Her mobility and strength is very poor now. We got a wheelchair but I only managed to convince her to go out in it once with me and now she refuses to. She won't come and sit with me in the garden either which I thought might be an alternative, just so she isn't in the house all day. I try to be encouraging but not pushy, I've tried talking about it with her but she just gets angry with me. She won't see anyone for mental health because she says there's no point now. She's very negative and down a lot of the time. She just wants to die. I've tried to do all I can to improve her quality of life for however long she has but its not easy. I'm finding it quite difficult to manage my own feelings when she is like this which is most if not all days. 

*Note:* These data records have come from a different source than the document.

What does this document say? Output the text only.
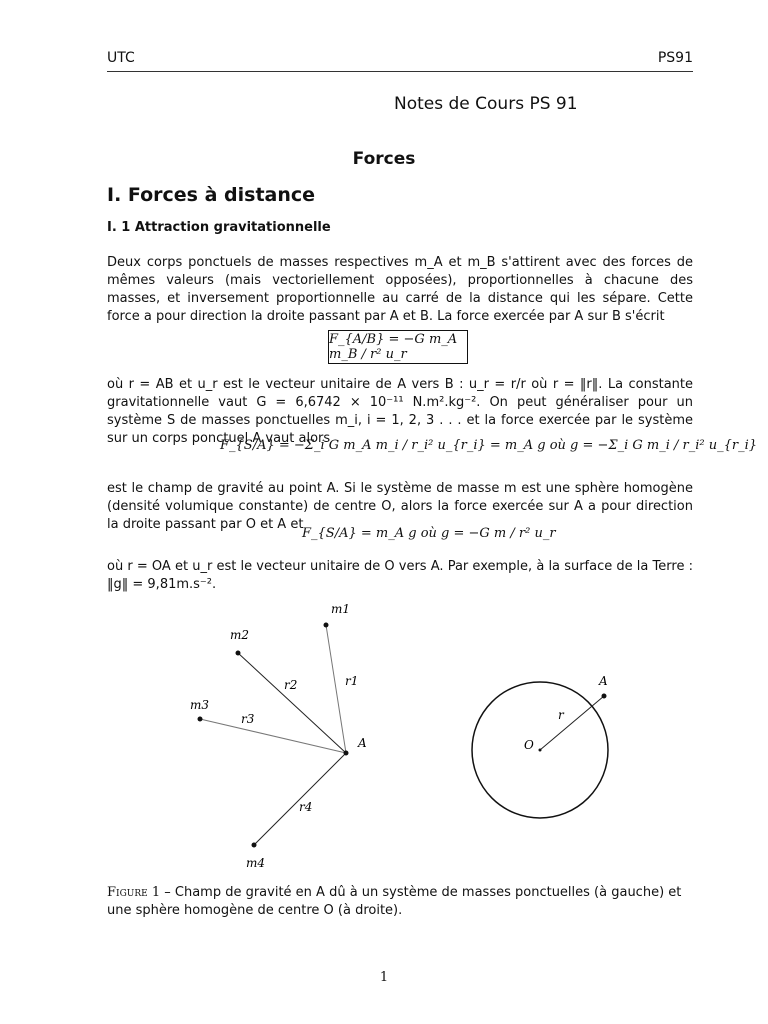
UTC	PS91
Notes de Cours PS 91
Forces
I. Forces à distance
I. 1 Attraction gravitationnelle

Deux corps ponctuels de masses respectives m_A et m_B s'attirent avec des forces de mêmes valeurs (mais vectoriellement opposées), proportionnelles à chacune des masses, et inversement proportionnelle au carré de la distance qui les sépare. Cette force a pour direction la droite passant par A et B. La force exercée par A sur B s'écrit

F_{A/B} = −G m_A m_B / r² u_r

où r = AB et u_r est le vecteur unitaire de A vers B : u_r = r/r où r = ‖r‖. La constante gravitationnelle vaut G = 6,6742 × 10⁻¹¹ N.m².kg⁻². On peut généraliser pour un système S de masses ponctuelles m_i, i = 1, 2, 3 . . . et la force exercée par le système sur un corps ponctuel A vaut alors

F_{S/A} = −Σ_i G m_A m_i / r_i² u_{r_i} = m_A g où g = −Σ_i G m_i / r_i² u_{r_i}

est le champ de gravité au point A. Si le système de masse m est une sphère homogène (densité volumique constante) de centre O, alors la force exercée sur A a pour direction la droite passant par O et A et

F_{S/A} = m_A g où g = −G m / r² u_r

où r = OA et u_r est le vecteur unitaire de O vers A. Par exemple, à la surface de la Terre : ‖g‖ = 9,81m.s⁻².

m1
m2
m3
m4
r1
r2
r3
r4
A
A
r
O
Figure 1 – Champ de gravité en A dû à un système de masses ponctuelles (à gauche) et une sphère homogène de centre O (à droite).
1
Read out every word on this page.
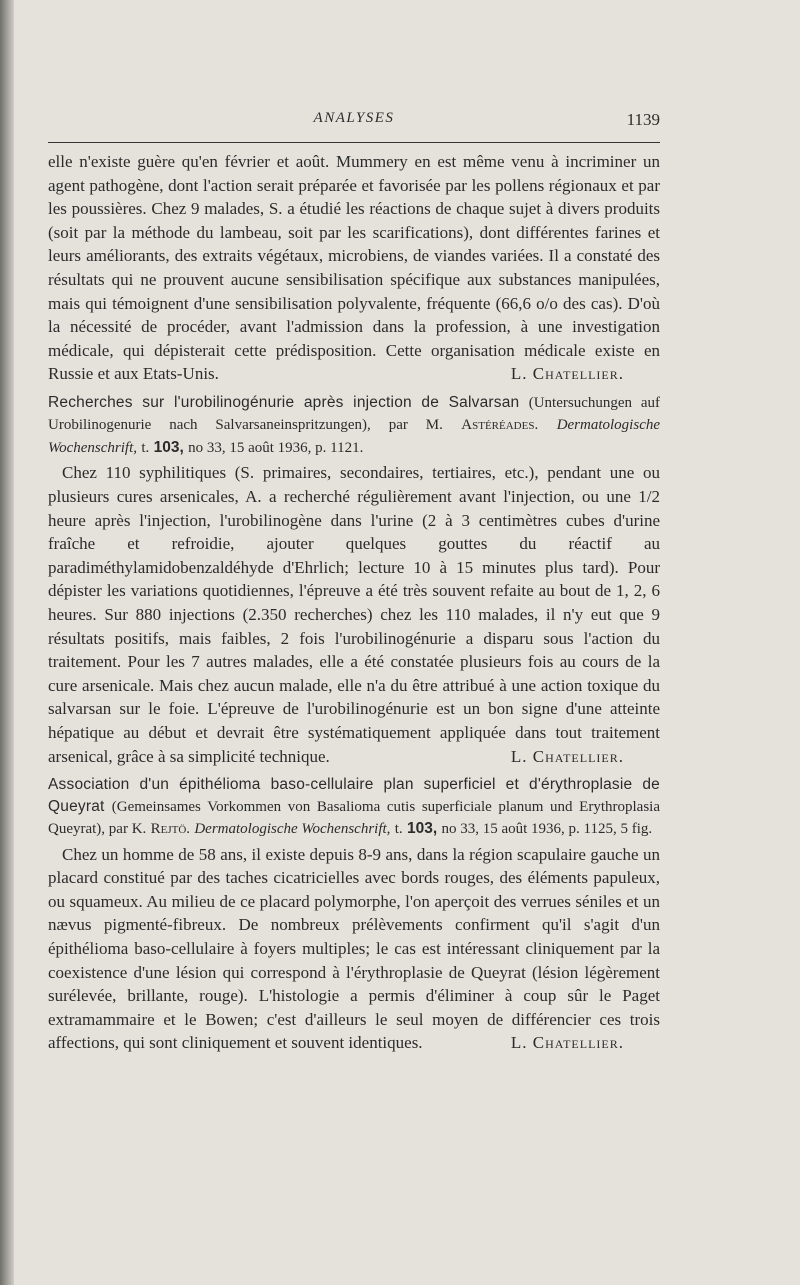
ANALYSES	1139

elle n'existe guère qu'en février et août. Mummery en est même venu à incriminer un agent pathogène, dont l'action serait préparée et favorisée par les pollens régionaux et par les poussières. Chez 9 malades, S. a étudié les réactions de chaque sujet à divers produits (soit par la méthode du lambeau, soit par les scarifications), dont différentes farines et leurs améliorants, des extraits végétaux, microbiens, de viandes variées. Il a constaté des résultats qui ne prouvent aucune sensibilisation spécifique aux substances manipulées, mais qui témoignent d'une sensibilisation polyvalente, fréquente (66,6 o/o des cas). D'où la nécessité de procéder, avant l'admission dans la profession, à une investigation médicale, qui dépisterait cette prédisposition. Cette organisation médicale existe en Russie et aux Etats-Unis.	L. Chatellier.

Recherches sur l'urobilinogénurie après injection de Salvarsan (Untersuchungen auf Urobilinogenurie nach Salvarsaneinspritzungen), par M. Astéréades. Dermatologische Wochenschrift, t. 103, no 33, 15 août 1936, p. 1121.

Chez 110 syphilitiques (S. primaires, secondaires, tertiaires, etc.), pendant une ou plusieurs cures arsenicales, A. a recherché régulièrement avant l'injection, ou une 1/2 heure après l'injection, l'urobilinogène dans l'urine (2 à 3 centimètres cubes d'urine fraîche et refroidie, ajouter quelques gouttes du réactif au paradiméthylamidobenzaldéhyde d'Ehrlich; lecture 10 à 15 minutes plus tard). Pour dépister les variations quotidiennes, l'épreuve a été très souvent refaite au bout de 1, 2, 6 heures. Sur 880 injections (2.350 recherches) chez les 110 malades, il n'y eut que 9 résultats positifs, mais faibles, 2 fois l'urobilinogénurie a disparu sous l'action du traitement. Pour les 7 autres malades, elle a été constatée plusieurs fois au cours de la cure arsenicale. Mais chez aucun malade, elle n'a du être attribué à une action toxique du salvarsan sur le foie. L'épreuve de l'urobilinogénurie est un bon signe d'une atteinte hépatique au début et devrait être systématiquement appliquée dans tout traitement arsenical, grâce à sa simplicité technique.	L. Chatellier.

Association d'un épithélioma baso-cellulaire plan superficiel et d'érythroplasie de Queyrat (Gemeinsames Vorkommen von Basalioma cutis superficiale planum und Erythroplasia Queyrat), par K. Rejtö. Dermatologische Wochenschrift, t. 103, no 33, 15 août 1936, p. 1125, 5 fig.

Chez un homme de 58 ans, il existe depuis 8-9 ans, dans la région scapulaire gauche un placard constitué par des taches cicatricielles avec bords rouges, des éléments papuleux, ou squameux. Au milieu de ce placard polymorphe, l'on aperçoit des verrues séniles et un nævus pigmenté-fibreux. De nombreux prélèvements confirment qu'il s'agit d'un épithélioma baso-cellulaire à foyers multiples; le cas est intéressant cliniquement par la coexistence d'une lésion qui correspond à l'érythroplasie de Queyrat (lésion légèrement surélevée, brillante, rouge). L'histologie a permis d'éliminer à coup sûr le Paget extramammaire et le Bowen; c'est d'ailleurs le seul moyen de différencier ces trois affections, qui sont cliniquement et souvent identiques.	L. Chatellier.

Should I just accept what she is willing to do, even if that's next to nothing? Even if that makes her mood worse and worse? She is still her own person and its not up to me, its just hard to see everyday, I want her to have as good a life as she can for as long as possible. I just wondered if anyone had any similar experiences or advice about how they managed this sort of thing

  • Hi

    Sorry to hear about you mum and the impact it is having on you. Cannot say I am in a similar situation but certainly have seen similar posts in the past and it can be a real struggle being the carer, indeed if we look at Looking after someone with cancer and especially the section coping with being a carer might be helpful.

    Has your mum had a needs assessment, it might be helpful for you to get a carers assessment too - these are provided by your local council and may help you to find a way to recharge your batteries and may make your life a little easier.

    One of the things your post has reminded me of is the serenity prayer:-

    God, grant me the serenity to accept the things I cannot change,
    courage to change the things I can,
    and wisdom to know the difference.

    Thank you for posting on here, your story I am sure will chime with many others in a similar situation because we all know how hard it is.